The forest only grew stranger as Rayon pressed deeper, the air heavier, each step sinking into moss that seemed to breathe beneath his boots. His Hollow Strings whispered around him like invisible serpents, always alert, always ready. He thought himself untouchable. He thought himself above this place.
And then he heard it.
A hiss. Not the sharp sound of a snake, but something layered, reverberating, unnatural. Four voices at once, rising from the shadows ahead. The trees shuddered as something massive pushed through them.
It emerged from the black—scaled in obsidian plates, eyes burning red like coals, and four colossal heads snapping and coiling with hunger. Each maw dripped with venom thick enough to burn the forest floor.
A monster out of legend. A beast that belonged to the old world.
Rayon smirked, arrogance gleaming in his gaze. "What a pretty thing," he murmured, threads stretching from his fingertips like glistening spider silk. "Let's see how easily you unravel."
The serpent struck.
He didn't even see the first head move. One moment, he was ready to weave his strings. The next, his body was in pieces.
Fangs pierced his torso. Another head crushed his leg. A third swallowed half his arm before he could blink. Rayon's world turned into fire, venom, and tearing flesh. He didn't scream—his pride wouldn't allow it—but his eyes widened as he realized something terrifying.
He wasn't fast enough.
He wasn't ready.
The beast was beyond him.
And then everything went black.
Silence.
A faint ticking.
The world rewound.
Rayon's eyes snapped open, and he was standing once again on the forest path, mere steps before the clearing. His chest was intact. His arm whole. His blood was in his veins, not spilled across the dirt. The scar on his wrist burned faintly, the watch pulsing as if it had a heartbeat of its own.

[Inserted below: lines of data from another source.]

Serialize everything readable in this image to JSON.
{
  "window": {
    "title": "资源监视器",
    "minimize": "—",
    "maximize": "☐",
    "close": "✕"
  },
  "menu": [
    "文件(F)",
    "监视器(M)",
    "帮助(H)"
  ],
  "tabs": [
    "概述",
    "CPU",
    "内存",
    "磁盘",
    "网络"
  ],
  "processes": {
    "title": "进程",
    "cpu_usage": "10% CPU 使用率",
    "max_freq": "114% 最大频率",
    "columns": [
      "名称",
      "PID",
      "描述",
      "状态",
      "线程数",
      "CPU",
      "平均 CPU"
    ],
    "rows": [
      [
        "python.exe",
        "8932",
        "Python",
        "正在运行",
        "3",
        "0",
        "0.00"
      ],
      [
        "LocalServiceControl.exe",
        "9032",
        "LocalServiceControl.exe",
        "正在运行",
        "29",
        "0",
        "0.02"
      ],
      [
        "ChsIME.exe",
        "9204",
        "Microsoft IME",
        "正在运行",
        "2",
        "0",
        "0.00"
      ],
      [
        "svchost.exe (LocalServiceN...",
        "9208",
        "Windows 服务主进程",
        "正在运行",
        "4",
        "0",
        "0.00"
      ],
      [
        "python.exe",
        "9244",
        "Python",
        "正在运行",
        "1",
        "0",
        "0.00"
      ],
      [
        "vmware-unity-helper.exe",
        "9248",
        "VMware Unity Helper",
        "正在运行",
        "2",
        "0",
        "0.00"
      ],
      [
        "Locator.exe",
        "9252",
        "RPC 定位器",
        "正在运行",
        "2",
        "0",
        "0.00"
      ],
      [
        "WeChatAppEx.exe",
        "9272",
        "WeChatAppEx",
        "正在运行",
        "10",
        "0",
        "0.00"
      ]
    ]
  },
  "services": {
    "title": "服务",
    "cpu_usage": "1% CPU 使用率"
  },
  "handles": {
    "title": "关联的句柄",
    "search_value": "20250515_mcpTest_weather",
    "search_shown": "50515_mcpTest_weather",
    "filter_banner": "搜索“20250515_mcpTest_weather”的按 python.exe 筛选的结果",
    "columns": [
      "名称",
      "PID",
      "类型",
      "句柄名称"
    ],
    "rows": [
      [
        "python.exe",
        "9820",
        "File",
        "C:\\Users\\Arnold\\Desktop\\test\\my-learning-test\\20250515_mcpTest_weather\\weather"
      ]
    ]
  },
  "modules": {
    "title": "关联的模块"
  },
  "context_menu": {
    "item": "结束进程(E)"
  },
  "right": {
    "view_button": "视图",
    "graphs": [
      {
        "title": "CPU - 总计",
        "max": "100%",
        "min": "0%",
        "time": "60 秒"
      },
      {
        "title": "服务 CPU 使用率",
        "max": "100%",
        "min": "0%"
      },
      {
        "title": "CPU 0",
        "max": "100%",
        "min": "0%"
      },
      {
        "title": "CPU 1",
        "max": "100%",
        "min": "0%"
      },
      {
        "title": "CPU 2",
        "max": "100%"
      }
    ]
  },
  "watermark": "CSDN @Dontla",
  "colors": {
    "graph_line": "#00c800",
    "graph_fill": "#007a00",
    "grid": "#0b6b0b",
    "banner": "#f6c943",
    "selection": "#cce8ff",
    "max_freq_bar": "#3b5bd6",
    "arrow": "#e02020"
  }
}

He stood still for a long moment, the memory of his death so vivid it lingered like poison on his tongue. He could still feel the fangs in his chest, the venom boiling his blood, the helplessness.
A sharp laugh escaped him, humorless and jagged. "So… that's how it is," he whispered, running a hand over the cuff of his suit. "If not for you…" He glanced at the scar. "…I'd be a corpse rotting in this forest."
The arrogance didn't leave him—it never would. But something shifted behind his eyes. Caution. Not fear, but an understanding of the edge he now danced upon. He had been granted the luxury of dying without consequence. For now.
Rayon adjusted his coat, pulling the hood up once more. His strings curled around him, humming with sharpened intent. "Fine then," he muttered, smirk curling back onto his lips. "Round two."
The ticking of the Artifact of the Forgotten Hour echoed in his bones as he stepped back into the clearing, eyes locked on the four-headed monster that had already killed him once.
This time, death would not find him so easily.